Earlier this year, Ford launched its Lincoln brand in China. The entry is quite late given that rival luxury car brands such as GM’s Buick and VAG’s Audi have been selling tons of cars in China for years now.
But a late entry has allowed Lincoln to take its time and discover ways to most effectively sell its vehicles in the world’s largest car market. And recently, Lincoln was nice enough to share its learnings regarding the difference between the ways luxury cars are sold in America compared to China; we will summarize them here.
The Lincoln Way
Lincoln created a unique experience for its Chinese customers that it calls The Lincoln Way. The experience focuses on a luxurious dealership facility, a personalized experience, and transparency.
Lincoln dealerships in China feature a living room-like atmosphere, complete with elaborate selections of tea, interactive LED screens, and a lounge that allows customers to watch as their car is being serviced. Those who would rather not wait in the store can access, via a smartphone, tablet, or computer, a live video stream of their vehicle being worked on.
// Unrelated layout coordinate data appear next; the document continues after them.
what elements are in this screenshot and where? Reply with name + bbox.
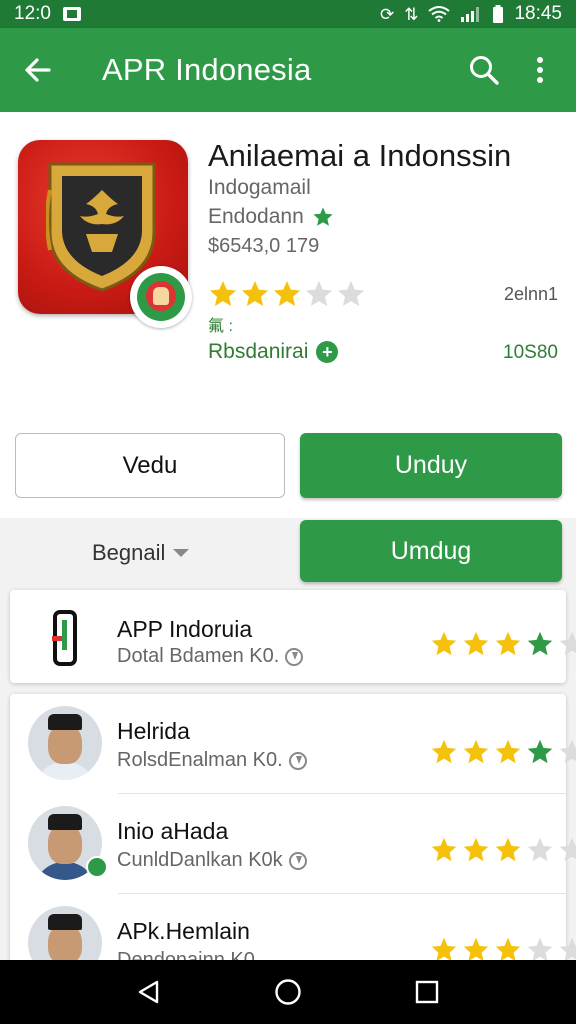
view-button[interactable]: Vedu — [15, 433, 285, 498]
star-filled-icon — [463, 631, 489, 656]
list-item[interactable]: APP Indoruia Dotal Bdamen K0. — [10, 590, 576, 683]
app-bar: APR Indonesia — [0, 28, 576, 112]
app-price: $6543,0 179 — [208, 235, 320, 257]
filter-dropdown-label: Begnail — [92, 540, 166, 565]
system-nav-bar — [0, 960, 576, 1024]
star-filled-icon — [495, 739, 521, 764]
search-button[interactable] — [456, 42, 512, 98]
app-info-row: Rbsdanirai + — [208, 340, 339, 364]
app-category: Endodann — [208, 205, 334, 229]
list-item-subtitle: Dotal Bdamen K0. — [117, 645, 304, 668]
download-icon — [288, 751, 307, 770]
nav-home-button[interactable] — [258, 962, 318, 1022]
star-filled-icon — [463, 837, 489, 862]
app-icon — [18, 140, 192, 328]
app-developer[interactable]: Indogamail — [208, 176, 311, 200]
rating-count: 2elnn1 — [503, 284, 558, 304]
list-item-subtitle: CunldDanlkan K0k — [117, 849, 307, 872]
star-filled-icon — [209, 280, 237, 306]
more-vert-icon — [537, 57, 543, 83]
star-empty-icon — [527, 837, 553, 862]
star-filled-icon — [527, 739, 553, 764]
star-empty-icon — [559, 631, 576, 656]
add-icon[interactable]: + — [316, 341, 339, 363]
app-logo-icon — [52, 610, 77, 666]
back-arrow-icon — [25, 58, 51, 82]
app-detail-card: Anilaemai a Indonssin Indogamail Endodan… — [0, 112, 576, 518]
app-category-label: Endodann — [208, 205, 304, 228]
dropdown-caret-icon — [173, 549, 190, 557]
app-icon-badge — [130, 266, 192, 328]
nav-recents-button[interactable] — [397, 962, 457, 1022]
battery-icon — [493, 5, 504, 23]
verified-badge-icon — [86, 856, 108, 878]
app-detail-title: Anilaemai a Indonssin — [208, 138, 512, 173]
star-filled-icon — [495, 631, 521, 656]
back-button[interactable] — [10, 42, 66, 98]
filter-row: Begnail Umdug — [0, 518, 576, 588]
editors-choice-star-icon — [313, 207, 333, 226]
list-item-subtitle: RolsdEnalman K0. — [117, 749, 307, 772]
star-filled-icon — [431, 739, 457, 764]
star-filled-icon — [431, 837, 457, 862]
list-item-subtitle-text: Dotal Bdamen K0. — [117, 645, 280, 667]
star-empty-icon — [305, 280, 333, 306]
content-rating: 氟 : — [208, 318, 233, 335]
download-icon — [288, 851, 307, 870]
notification-icon — [62, 7, 81, 21]
status-time-left: 12:0 — [14, 3, 51, 24]
home-nav-icon — [275, 979, 301, 1005]
star-filled-icon — [527, 631, 553, 656]
list-item[interactable]: Inio aHada CunldDanlkan K0k — [10, 794, 576, 894]
list-item-stars — [430, 738, 576, 766]
search-icon — [470, 56, 499, 85]
list-item-subtitle-text: CunldDanlkan K0k — [117, 849, 283, 871]
more-options-button[interactable] — [512, 42, 568, 98]
star-empty-icon — [559, 837, 576, 862]
list-item[interactable]: Helrida RolsdEnalman K0. — [10, 694, 576, 794]
list-item-title: APP Indoruia — [117, 616, 253, 642]
wifi-icon — [428, 6, 451, 22]
app-info-value: 10S80 — [503, 342, 558, 363]
filter-dropdown[interactable]: Begnail — [92, 540, 190, 566]
list-item-title: Helrida — [117, 718, 190, 744]
star-filled-icon — [273, 280, 301, 306]
status-time-right: 18:45 — [514, 3, 562, 24]
list-item-stars — [430, 836, 576, 864]
star-empty-icon — [559, 739, 576, 764]
nav-back-button[interactable] — [119, 962, 179, 1022]
star-empty-icon — [337, 280, 365, 306]
status-bar: 12:0 ⟳ ⇅ 18:45 — [0, 0, 576, 28]
signal-icon — [461, 7, 480, 22]
star-filled-icon — [431, 631, 457, 656]
app-info-label: Rbsdanirai — [208, 340, 309, 363]
star-filled-icon — [463, 739, 489, 764]
download-button-secondary[interactable]: Umdug — [300, 520, 562, 582]
page-title: APR Indonesia — [102, 52, 312, 87]
download-button[interactable]: Unduy — [300, 433, 562, 498]
list-card: APP Indoruia Dotal Bdamen K0. — [10, 590, 576, 683]
app-rating-stars — [208, 279, 366, 309]
list-item-title: Inio aHada — [117, 818, 229, 844]
back-nav-icon — [139, 980, 159, 1004]
list-item-stars — [430, 630, 576, 658]
recents-nav-icon — [415, 980, 438, 1004]
list-item-subtitle-text: RolsdEnalman K0. — [117, 749, 283, 771]
sync-icon: ⟳ — [379, 4, 395, 24]
star-filled-icon — [495, 837, 521, 862]
vibrate-icon: ⇅ — [404, 4, 419, 24]
star-filled-icon — [241, 280, 269, 306]
list-item-title: APk.Hemlain — [117, 918, 250, 944]
avatar — [28, 706, 102, 780]
list-card: Helrida RolsdEnalman K0. Inio aHada Cunl… — [10, 694, 576, 994]
download-icon — [285, 647, 304, 666]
Enabling customers to watch along as their vehicle is being worked on is new to the industry, having arisen as a result of the brand learning that customers in China are surprisingly distrustful of dealer service operations.
“We’re getting input from all our Chinese customers and making sure all their needs are met,” said Lincoln President Kumar Galhotra. “All of those little things have really resonated with the Chinese customers very, very well.”
The tea selection accounts for the luxurious experience category, while being able to watch the vehicle being serviced ticks the transparency box.
Speaking of service, every Lincoln vehicle sold in China is equipped with a device that notifies the dealership when the vehicle is on the way there.
This enables dealers to better prepare for the customer’s arrival by puling up their information and history, thereby empowering dealers to create a superior, customized experience for owners.
But Lincoln’s unique approach to the Chinese market isn’t limited to its dealer experience. The cars are slightly unique, as well.
For instance, the brand removes the new car smell from its vehicles, since new car buyers in China do not like the scent. The preference is a polar opposite from that of American consumers, who admire the new car scent.
In addition, back seat room and comfort are vital to Chinese customers — much more so than it is to American buyers. As such, the automaker has modified its vehicles to add extra padding and contour to the rear seats.
”The experiences are different, expectations are different between U.S. and China”, Lincoln’s Galhotra summarizes. “Going to a Lincoln dealership is an experience; people bring their whole family. That has to be tailored to that culture.”
U.S. Lincoln sales grew 16 percent in 2014 to 94,474 units — its best since 2008. Currently, Lincoln has nine dealerships in China. Though it hasn’t released sales figures, Galhotra says that initial sales are better than anticipated, and plans to open 16 more Chinese stores in 2015 on a projected 60 by the end of 2016.